Love that melon color...and the red too, of course, If it's a Phrag. I like it.


----------



## DrLeslieEe (Nov 9, 2020)

Watermelon!!!


----------



## littlefrog (Nov 9, 2020)

I don't know, but I suspect it came out of Quintal's breeding (I got it from Kai). I only got one... I'm thinking besseae v. flavum as the parent based on the color.

I'm going to try it out when my besseaes bloom (they are in high spike). Probably will put the yellow on it. We'll see if it is a triploid or not soon enough.

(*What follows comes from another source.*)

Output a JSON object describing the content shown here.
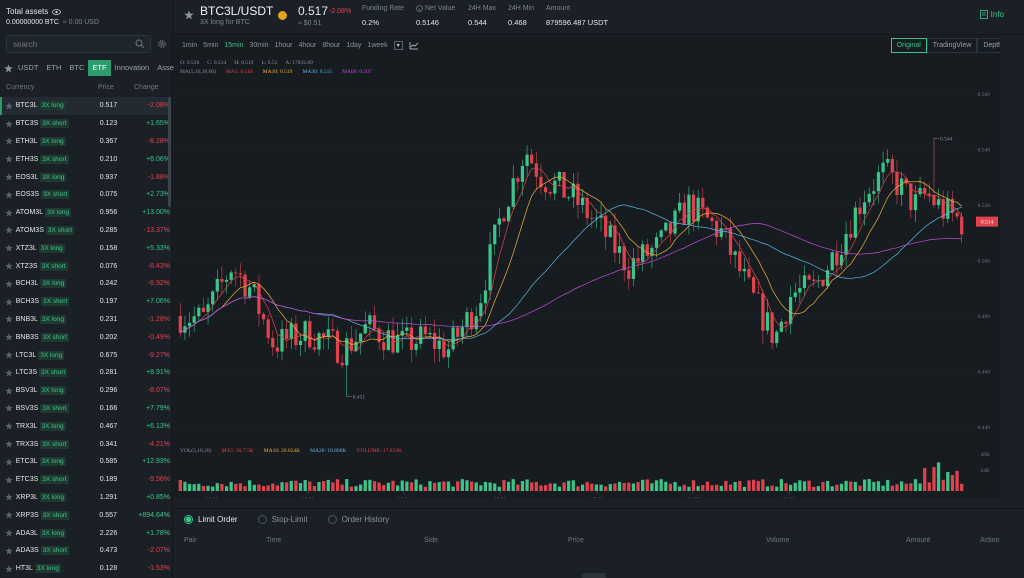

Indoor LED lighting... I need to make a photo corner with some lights with a better CRI.



terryros said:


> Rob, could ask the breeding on your plant, please? My plant is from Orchids Limited and is polyploid, which might explain the differences that I see from yours. Mine was (Peruflora's Cirila Alca x besseae 'Rob's Choice'). Here is last year's bloom under LED white lighting to try and match your indoor (?) lighting.


----------



## terryros (Nov 9, 2020)

I think the flavum besseae makes sense. Yours is in the color family that my Fritz Schomburg is that was made with besseae flavum.


----------



## likespaphs (Nov 10, 2020)

that's pretty groovy


----------



## cnycharles (Nov 11, 2020)

awesome


----------



## NYEric (Nov 11, 2020)

Yay besseae hybrids. Its hard to tell littlefrog's is a Pk hybrid without a size reference. Thanks for sharing.


----------



## terryros (Nov 11, 2020)

My plant was the one that Orchids Limited used to register this hybrid. The first flowers on the current blooming were 12.25 cm in horizontal natural spread. With branching, the plant currently has three flowers open and the size is preserved pretty well in later blooms. With the likely polyploid status of my plant, there is a lower likelihood that it could breed.


----------



## littlefrog (Nov 16, 2020)

NYEric said:


> Yay besseae hybrids. Its hard to tell littlefrog's is a Pk hybrid without a size reference. Thanks for sharing.


It didn't get any of the size. Flower size is within the range of a (very good) straight besseae.


----------



## NYEric (Nov 17, 2020)

Cool. I really like yours.


----------